There’s no projected return date for the 1,500 residents of a highrise at 650 Parliament who were forced from their homes by fire last month, but that’s not for lack of effort, a lawyer representing the building’s property managers says.
“This is a monumental task,” lawyer Bruce A. Thomas said on Thursday in the property manager’s first public statement since the electrical fire in the St. James Town building on Aug. 21.
The building’s being checked over by numerous safety inspectors and no clearance have been given to begin repairs, Thomas said.
“They’re still trying to figure out what caused the fire,” Thomas said.
“We haven’t had a signoff yet from the regulatory authorities,” Thomas said.
Meanwhile, it has been a herculean task to find accomodations for the displaced residents, especially with the Toronto International Film Festival taking up local hotel space.
“It’s not the money,” Thomas said. “You can’t get a place.”
“There’s no empty apartments in the city of Toronto at the moment,” Thomas said. “That has been a real burden.”
Thomas praised the efforts of the Red Cross and Mayor John Tory in finding temporary shelter for the building’s residents.

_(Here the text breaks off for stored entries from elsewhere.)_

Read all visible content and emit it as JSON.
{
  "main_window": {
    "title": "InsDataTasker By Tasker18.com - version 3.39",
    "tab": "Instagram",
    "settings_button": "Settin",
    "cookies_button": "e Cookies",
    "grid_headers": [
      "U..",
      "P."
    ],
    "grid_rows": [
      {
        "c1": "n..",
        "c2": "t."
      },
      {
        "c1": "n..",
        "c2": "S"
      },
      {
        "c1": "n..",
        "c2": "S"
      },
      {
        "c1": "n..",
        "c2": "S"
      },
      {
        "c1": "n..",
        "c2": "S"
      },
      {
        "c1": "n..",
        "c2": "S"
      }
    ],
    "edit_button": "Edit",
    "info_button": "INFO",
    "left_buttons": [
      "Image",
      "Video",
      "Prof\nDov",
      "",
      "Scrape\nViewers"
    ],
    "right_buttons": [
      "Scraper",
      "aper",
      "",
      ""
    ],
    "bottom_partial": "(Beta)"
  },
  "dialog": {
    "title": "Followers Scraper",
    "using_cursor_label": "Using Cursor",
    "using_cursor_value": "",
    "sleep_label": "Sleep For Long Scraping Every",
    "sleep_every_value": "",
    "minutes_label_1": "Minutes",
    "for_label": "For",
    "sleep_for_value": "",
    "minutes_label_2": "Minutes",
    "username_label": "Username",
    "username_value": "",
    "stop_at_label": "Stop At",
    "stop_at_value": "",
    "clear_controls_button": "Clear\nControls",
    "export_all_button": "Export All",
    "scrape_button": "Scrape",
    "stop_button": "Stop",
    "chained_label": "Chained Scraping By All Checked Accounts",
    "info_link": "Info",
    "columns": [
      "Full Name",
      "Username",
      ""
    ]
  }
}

“People should realize that the City of Toronto has really stepped up to the plate,” Thomas said.
“The mayor has been terrific.”
Thomas added that the crisis have also been hard on building managers, who are no longer collecting rents.

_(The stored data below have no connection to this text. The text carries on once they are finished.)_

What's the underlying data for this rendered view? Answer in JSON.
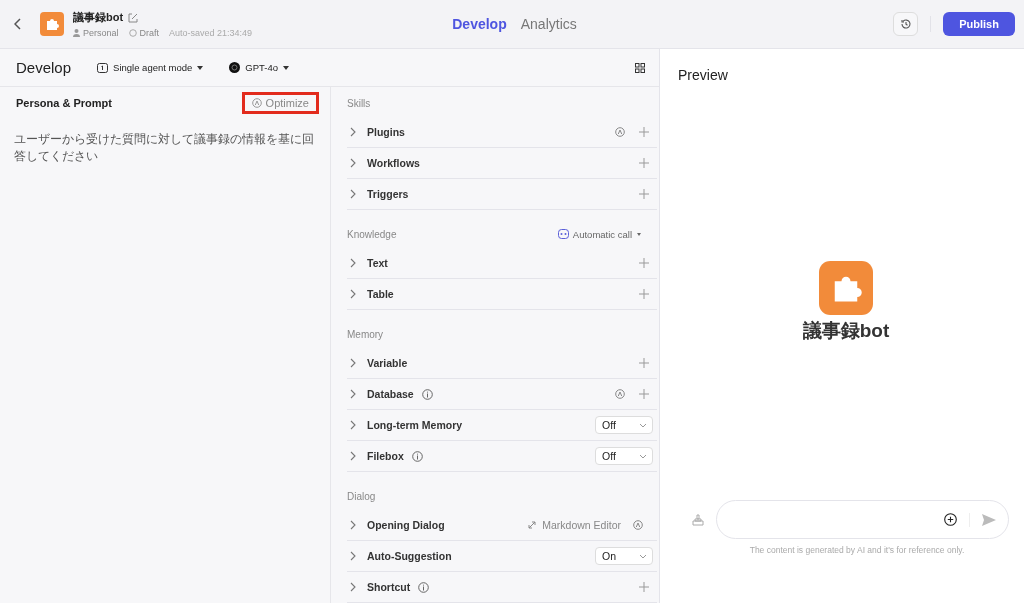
{
  "header": {
    "title": "議事録bot",
    "space": "Personal",
    "status": "Draft",
    "saved": "Auto-saved 21:34:49",
    "publish": "Publish"
  },
  "tabs": [
    {
      "label": "Develop",
      "selected": true
    },
    {
      "label": "Analytics",
      "selected": false
    }
  ],
  "develop": {
    "title": "Develop",
    "mode": "Single agent mode",
    "model": "GPT-4o"
  },
  "prompt": {
    "title": "Persona & Prompt",
    "optimize": "Optimize",
    "highlighted": true,
    "value": "ユーザーから受けた質問に対して議事録の情報を基に回答してください"
  },
  "sections": [
    {
      "title": "Skills",
      "rows": [
        {
          "label": "Plugins",
          "kind": "add",
          "info": false,
          "auto": true
        },
        {
          "label": "Workflows",
          "kind": "add",
          "info": false,
          "auto": false
        },
        {
          "label": "Triggers",
          "kind": "add",
          "info": false,
          "auto": false
        }
      ]
    },
    {
      "title": "Knowledge",
      "mode": "Automatic call",
      "rows": [
        {
          "label": "Text",
          "kind": "add",
          "info": false,
          "auto": false
        },
        {
          "label": "Table",
          "kind": "add",
          "info": false,
          "auto": false
        }
      ]
    },
    {
      "title": "Memory",
      "rows": [
        {
          "label": "Variable",
          "kind": "add",
          "info": false,
          "auto": false
        },
        {
          "label": "Database",
          "kind": "add",
          "info": true,
          "auto": true
        },
        {
          "label": "Long-term Memory",
          "kind": "select",
          "info": false,
          "auto": false,
          "value": "Off"
        },
        {
          "label": "Filebox",
          "kind": "select",
          "info": true,
          "auto": false,
          "value": "Off"
        }
      ]
    },
    {
      "title": "Dialog",
      "rows": [
        {
          "label": "Opening Dialog",
          "kind": "editor",
          "info": false,
          "auto": true,
          "link": "Markdown Editor"
        },
        {
          "label": "Auto-Suggestion",
          "kind": "select",
          "info": false,
          "auto": false,
          "value": "On"
        },
        {
          "label": "Shortcut",
          "kind": "add",
          "info": true,
          "auto": false
        }
      ]
    }
  ],
  "preview": {
    "title": "Preview",
    "bot_name": "議事録bot",
    "disclaimer": "The content is generated by AI and it's for reference only."
  }
}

“They’ve got obligations,” Thomas said. “The owners have to make payments.”
Meanwhile, some displaced residents are breaking their leases and moving on.
Building manager Doug Sartell said as many as 10 tenants have already cancelled their rental agreement.

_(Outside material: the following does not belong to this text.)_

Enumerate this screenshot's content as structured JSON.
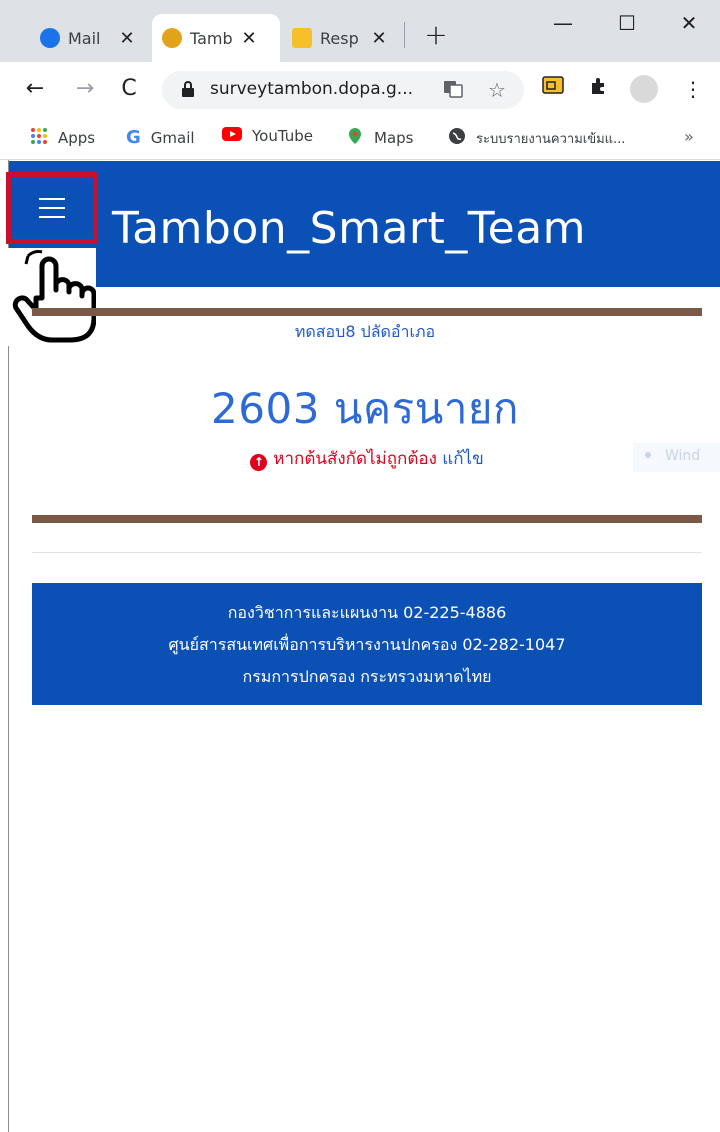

“We didn’t want to stand in the way of them getting acceptable affordable long-term accommodation, to be an impediment to them making a decision to help their family,” he said.
“People are dealing with the reality of the situation. It’s not really surprising.”
Residents have been encouraged to look for short-term accommodation through their families and friends. Close to 200 residents are staying in emergency shelter at Regent Park Community Centre, according to the city.
Sartell said prices for any vacant units after renovation will reflect the market rent, but returning residents will be charged the same amount they were paying before. He said there were long-term tenants who were paying under $1,000 for a one-bedroom apartment, but that can’t be expected for new renters.
“We want them back. We want them home,” he said of the displaced tenants. “They didn’t ask for this. We didn’t ask for this. We all have to deal with it.”